Campylobacter spp. is ubiquitous in the environment, and hosts include wild domestic animals and birds. It can be found in the gastrointestinal tract of cattle, sheep, goats, dogs, rabbits, cats, chickens, turkey, duck and pigs [Reference Craig and Batholomaeus35]. It is hypothesised that flies can act as a vector for the transmission of Campylobacter spp. to humans [Reference Ekdahl, Normann and Andersson36]. Food-borne transmission is another route as the primary source for Campylobacter infection in humans is the consumption of poultry meat [Reference Newell37]. A case–control study in Australia identified chicken consumption as the main risk factor for Campylobacter infection, with a population-attributable risk estimate of >50 000 cases each year [Reference Stafford38]. Although Campylobacter spp. is sensitive to high temperatures and dry environments, the bacteria survive well in poultry processing production stages [Reference Craig and Batholomaeus35] further supporting poultry meat as a high-risk food for Campylobacter transmission to humans.

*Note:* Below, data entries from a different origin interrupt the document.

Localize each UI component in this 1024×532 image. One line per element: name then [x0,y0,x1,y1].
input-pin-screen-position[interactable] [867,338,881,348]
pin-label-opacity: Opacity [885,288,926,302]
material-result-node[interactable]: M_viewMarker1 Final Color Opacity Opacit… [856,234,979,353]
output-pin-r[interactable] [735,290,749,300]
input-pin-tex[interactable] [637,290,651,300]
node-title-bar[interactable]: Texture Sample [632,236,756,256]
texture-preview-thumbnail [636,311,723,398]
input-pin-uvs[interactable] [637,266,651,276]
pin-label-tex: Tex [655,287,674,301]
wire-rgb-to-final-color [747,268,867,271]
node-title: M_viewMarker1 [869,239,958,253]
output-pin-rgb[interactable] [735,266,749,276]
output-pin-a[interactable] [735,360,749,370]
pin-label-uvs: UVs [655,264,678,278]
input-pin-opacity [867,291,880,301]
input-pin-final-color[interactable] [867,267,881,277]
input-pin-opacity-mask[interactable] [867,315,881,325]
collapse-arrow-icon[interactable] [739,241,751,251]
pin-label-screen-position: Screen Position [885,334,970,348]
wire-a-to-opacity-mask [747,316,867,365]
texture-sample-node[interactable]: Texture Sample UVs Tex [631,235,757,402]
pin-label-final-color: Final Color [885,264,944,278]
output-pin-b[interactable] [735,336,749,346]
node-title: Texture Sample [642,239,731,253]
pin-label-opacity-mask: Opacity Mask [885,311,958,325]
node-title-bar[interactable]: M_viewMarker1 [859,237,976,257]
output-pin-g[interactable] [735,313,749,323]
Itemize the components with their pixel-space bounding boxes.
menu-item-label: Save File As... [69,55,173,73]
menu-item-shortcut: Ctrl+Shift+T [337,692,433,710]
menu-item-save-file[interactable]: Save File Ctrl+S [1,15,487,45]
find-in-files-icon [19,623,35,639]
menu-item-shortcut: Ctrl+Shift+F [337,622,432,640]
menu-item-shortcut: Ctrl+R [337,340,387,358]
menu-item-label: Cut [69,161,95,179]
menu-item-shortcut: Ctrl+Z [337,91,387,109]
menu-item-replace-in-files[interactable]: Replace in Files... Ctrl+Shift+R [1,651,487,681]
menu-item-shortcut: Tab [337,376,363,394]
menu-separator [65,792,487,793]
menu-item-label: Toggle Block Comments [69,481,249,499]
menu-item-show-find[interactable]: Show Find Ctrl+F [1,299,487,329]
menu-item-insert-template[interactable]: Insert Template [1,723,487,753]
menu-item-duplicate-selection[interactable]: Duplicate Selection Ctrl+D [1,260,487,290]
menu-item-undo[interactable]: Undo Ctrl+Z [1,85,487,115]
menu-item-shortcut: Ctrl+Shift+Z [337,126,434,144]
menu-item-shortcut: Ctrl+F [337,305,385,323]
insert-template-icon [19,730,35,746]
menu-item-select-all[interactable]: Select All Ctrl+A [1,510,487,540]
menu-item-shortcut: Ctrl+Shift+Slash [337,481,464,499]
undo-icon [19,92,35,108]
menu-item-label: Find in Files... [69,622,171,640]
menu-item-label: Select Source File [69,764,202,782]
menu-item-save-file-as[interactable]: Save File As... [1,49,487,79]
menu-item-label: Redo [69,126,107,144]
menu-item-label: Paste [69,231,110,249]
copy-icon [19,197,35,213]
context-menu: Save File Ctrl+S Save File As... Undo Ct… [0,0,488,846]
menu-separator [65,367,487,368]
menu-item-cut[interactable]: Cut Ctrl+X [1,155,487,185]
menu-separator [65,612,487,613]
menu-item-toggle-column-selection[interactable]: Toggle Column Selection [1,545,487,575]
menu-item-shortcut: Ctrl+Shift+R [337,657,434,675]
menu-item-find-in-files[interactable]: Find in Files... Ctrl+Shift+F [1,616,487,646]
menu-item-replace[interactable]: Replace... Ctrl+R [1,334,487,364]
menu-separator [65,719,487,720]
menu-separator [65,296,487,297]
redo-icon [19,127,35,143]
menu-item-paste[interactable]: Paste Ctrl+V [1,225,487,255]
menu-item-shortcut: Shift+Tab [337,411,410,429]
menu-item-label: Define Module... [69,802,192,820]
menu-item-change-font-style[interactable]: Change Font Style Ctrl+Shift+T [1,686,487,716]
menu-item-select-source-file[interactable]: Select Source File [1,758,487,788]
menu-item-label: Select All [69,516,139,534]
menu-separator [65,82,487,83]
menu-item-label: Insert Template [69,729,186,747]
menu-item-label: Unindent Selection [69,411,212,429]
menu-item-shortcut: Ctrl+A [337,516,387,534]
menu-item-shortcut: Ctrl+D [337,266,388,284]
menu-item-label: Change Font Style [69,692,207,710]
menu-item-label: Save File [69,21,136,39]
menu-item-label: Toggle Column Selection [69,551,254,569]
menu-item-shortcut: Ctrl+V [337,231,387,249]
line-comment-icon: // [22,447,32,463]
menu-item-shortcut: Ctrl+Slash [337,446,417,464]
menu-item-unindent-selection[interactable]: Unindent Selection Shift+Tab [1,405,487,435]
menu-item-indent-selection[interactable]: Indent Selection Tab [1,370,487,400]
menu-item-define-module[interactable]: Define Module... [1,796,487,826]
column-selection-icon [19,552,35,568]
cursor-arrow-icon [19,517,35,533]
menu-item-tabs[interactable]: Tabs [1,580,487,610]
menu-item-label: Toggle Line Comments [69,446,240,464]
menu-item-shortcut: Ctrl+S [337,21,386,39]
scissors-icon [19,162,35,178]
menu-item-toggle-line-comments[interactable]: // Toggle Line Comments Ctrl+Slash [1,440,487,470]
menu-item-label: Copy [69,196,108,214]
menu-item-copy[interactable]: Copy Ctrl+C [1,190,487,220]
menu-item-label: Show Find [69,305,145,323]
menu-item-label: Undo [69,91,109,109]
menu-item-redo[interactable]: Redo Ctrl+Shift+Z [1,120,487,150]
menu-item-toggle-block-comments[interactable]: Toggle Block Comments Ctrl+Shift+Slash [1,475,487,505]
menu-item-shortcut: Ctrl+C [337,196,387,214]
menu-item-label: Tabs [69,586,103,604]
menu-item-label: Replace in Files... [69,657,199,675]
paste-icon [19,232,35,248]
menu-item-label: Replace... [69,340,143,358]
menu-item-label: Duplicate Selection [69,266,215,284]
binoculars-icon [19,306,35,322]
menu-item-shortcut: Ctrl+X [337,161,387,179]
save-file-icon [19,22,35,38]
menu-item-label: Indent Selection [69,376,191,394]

Environmental transmission of Campylobacter infection via birds, farm and other wild animals to humans is multi-factorial. These many routes of transmission, some which may not be temperature-dependent, are multi-faceted. From our study, as well as those conducted previously, we know that varying environmental and climatic conditions prevail between continents, countries and regions, and may have an impact on disease transmission and case incidence [Reference Bi14]. This calls for further studies from different countries with different climatic conditions to ascertain a truer picture of the role of temperature in the incidence of Campylobacter infection.
Our study suggests that temperature has a limited role in increased incidence of Campylobacter notifications in the warm season, and we also found little evidence for an effect of heatwaves on cases. Limited understanding about the reservoirs and transmission routes for Campylobacter infection make it difficult to determine the role of ambient temperature in the warm season on disease incidence. Notwithstanding this, previous studies have established that there is a relationship with temperature and consequently the role of the environment, especially warmer temperature should not be ignored with the emerging evidence of climate change and predicted increase in the frequency of warmer days.
The authors thank staff from the Disease Surveillance and Investigation Section, Communicable Disease Control Branch, Department for Health and Ageing (SA Health) for their support in conducting this study.
DECLARATION OF INTEREST
We confirm that there is no conflict of interest.